Figure 3.

MITF binds to the Hif1a promoter and induces Hif1 α gene expression. (A) Schematic representation of the Hif1a promoter. Black arrow denotes the ubiquitously expressed 1.2 exon (Wenger et al., 1998). Vertical rectangles and the associated numbers represent the several E-boxes found in this promoter fragment and their localization within the sequence. Note that E2 and E7 match perfectly with the previously described MITF binding sequence (CACGTG) (Weilbaecher et al., 1998). (B) Chromatin immunoprecipitations were performed on extracts from nonstimulated (NS) and 5-h forskolin-stimulated (FK) B16 melanoma cells as described in Materials and methods. Immunoprecipitation was performed using a specific anti-MITF antibody and primers spanning the Hif1a or the tyrosinase promoter region were used for the PCR amplification. A control of PCR amplification was performed using mouse genomic DNA, which showed a 300-bp and a 900-bp band corresponding to the amplification of the Hif1a and tyrosinase promoter regions, respectively. Another control was performed using a primer pair to the mouse GAPDH (150-bp amplicon). (C) Hif1a promoter activity after cotransfection of B16 cells with the Hif1a promoter fragment together with an empty plasmid (pcDNA3), a vector encoding MITF transcription factor, and two other constructs encoding USF and MYC. As a control of the promoter activation, cells were stimulated with forskolin (FK).
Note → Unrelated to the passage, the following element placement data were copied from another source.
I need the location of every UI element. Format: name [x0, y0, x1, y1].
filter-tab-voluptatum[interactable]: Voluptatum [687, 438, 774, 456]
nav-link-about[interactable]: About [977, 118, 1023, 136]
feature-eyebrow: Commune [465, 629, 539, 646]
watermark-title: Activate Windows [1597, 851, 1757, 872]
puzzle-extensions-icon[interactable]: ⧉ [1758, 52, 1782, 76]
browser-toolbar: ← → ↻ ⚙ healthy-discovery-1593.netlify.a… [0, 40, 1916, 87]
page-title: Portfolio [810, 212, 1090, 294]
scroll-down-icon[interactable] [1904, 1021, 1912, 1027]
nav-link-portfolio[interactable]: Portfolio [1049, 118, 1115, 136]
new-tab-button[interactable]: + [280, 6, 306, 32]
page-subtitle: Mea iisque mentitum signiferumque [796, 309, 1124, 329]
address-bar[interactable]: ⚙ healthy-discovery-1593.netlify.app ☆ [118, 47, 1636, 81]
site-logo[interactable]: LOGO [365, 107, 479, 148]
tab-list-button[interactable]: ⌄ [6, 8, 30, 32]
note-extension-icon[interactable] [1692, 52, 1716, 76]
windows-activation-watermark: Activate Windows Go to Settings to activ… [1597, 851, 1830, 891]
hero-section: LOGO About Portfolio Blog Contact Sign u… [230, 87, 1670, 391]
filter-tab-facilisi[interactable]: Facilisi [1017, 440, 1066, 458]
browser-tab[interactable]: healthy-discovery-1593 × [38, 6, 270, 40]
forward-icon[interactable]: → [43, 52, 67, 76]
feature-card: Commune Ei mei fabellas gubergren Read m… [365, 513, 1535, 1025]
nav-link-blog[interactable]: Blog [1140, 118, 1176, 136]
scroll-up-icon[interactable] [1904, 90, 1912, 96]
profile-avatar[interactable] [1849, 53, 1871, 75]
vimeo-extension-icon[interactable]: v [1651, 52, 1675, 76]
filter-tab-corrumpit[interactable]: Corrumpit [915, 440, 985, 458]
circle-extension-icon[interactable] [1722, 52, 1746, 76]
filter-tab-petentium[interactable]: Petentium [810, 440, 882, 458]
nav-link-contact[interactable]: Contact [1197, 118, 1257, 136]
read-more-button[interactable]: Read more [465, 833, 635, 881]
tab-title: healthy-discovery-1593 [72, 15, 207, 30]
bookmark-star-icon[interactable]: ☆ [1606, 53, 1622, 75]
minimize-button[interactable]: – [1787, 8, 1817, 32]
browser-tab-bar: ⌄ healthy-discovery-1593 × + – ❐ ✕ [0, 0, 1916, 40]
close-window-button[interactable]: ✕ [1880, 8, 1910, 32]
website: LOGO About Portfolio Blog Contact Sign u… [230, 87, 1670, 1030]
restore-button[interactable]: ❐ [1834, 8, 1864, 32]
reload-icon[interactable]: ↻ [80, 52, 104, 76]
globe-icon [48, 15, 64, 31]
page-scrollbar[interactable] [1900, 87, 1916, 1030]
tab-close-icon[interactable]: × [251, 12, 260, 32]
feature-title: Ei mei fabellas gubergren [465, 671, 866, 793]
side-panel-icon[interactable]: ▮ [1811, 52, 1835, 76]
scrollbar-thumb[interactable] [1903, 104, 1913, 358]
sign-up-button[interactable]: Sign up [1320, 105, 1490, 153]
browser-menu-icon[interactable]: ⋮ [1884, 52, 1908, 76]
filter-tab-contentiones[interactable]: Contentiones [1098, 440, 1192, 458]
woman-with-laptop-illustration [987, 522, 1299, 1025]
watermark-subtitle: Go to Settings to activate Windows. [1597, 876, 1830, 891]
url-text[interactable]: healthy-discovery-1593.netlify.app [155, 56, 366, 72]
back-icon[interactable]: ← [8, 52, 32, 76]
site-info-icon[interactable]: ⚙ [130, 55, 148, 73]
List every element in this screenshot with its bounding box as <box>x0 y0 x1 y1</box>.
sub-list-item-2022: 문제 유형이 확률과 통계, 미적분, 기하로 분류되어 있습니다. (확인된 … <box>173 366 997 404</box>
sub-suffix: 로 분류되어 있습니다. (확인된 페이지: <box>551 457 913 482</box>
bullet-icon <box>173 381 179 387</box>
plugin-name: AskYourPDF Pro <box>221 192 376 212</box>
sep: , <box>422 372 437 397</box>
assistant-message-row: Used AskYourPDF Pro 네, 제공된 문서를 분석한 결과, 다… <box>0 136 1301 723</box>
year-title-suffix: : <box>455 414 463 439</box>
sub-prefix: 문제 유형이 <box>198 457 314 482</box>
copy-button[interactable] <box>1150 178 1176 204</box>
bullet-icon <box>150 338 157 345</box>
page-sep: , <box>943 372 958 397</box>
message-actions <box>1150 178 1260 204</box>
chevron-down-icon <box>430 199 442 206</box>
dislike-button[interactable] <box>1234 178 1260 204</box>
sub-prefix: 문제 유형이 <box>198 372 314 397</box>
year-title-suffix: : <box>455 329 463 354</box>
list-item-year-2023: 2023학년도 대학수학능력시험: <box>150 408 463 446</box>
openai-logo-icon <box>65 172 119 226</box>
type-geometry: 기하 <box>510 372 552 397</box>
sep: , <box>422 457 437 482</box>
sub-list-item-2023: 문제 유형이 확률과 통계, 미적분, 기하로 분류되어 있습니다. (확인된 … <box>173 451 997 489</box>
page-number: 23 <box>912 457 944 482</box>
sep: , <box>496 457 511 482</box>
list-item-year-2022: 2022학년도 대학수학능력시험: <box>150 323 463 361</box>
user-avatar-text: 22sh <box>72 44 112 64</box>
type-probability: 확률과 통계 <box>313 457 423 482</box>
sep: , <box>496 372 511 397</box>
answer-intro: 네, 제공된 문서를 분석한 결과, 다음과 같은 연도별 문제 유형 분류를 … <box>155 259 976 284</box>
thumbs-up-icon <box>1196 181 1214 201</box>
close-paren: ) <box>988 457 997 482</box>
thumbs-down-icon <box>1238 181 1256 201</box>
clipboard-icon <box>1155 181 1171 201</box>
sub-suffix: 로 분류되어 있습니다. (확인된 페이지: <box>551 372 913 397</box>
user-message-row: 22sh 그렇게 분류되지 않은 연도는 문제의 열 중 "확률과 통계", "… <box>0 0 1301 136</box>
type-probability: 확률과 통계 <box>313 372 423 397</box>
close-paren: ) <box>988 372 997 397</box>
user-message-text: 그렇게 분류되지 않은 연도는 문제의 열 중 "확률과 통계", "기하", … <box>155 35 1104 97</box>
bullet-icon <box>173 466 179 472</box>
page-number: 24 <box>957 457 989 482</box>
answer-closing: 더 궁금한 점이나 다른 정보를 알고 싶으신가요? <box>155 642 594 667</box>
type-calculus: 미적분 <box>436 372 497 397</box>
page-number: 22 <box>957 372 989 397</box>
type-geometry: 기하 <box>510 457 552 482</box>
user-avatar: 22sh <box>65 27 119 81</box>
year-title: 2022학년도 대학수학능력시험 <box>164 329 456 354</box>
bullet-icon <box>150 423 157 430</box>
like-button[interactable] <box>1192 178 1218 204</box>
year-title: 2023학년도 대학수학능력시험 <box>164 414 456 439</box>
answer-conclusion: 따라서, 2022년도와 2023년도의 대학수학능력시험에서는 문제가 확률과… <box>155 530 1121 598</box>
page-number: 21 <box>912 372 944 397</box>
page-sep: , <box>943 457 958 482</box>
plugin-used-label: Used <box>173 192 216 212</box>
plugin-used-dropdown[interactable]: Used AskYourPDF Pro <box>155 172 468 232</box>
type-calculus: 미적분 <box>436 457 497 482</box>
Results are shown as the fold stimulation compared with the basal nonstimulated promoter activity (NS). (D) Real-time quantitative PCR analysis to detect Mitf and Hif1a mRNA levels after infection of Mewo (human melanoma cells) with either an empty adenovirus (Adeno-pCDNA3) or an adenovirus encoding MITF. (E) Hif1a promoter activity after cotransfection of NIH-3T3 fibroblasts with an empty vector (pCDNA3) or a construct encoding MITF. Cells were next stimulated (or not) (NS) with forskolin (FK) for 24 h.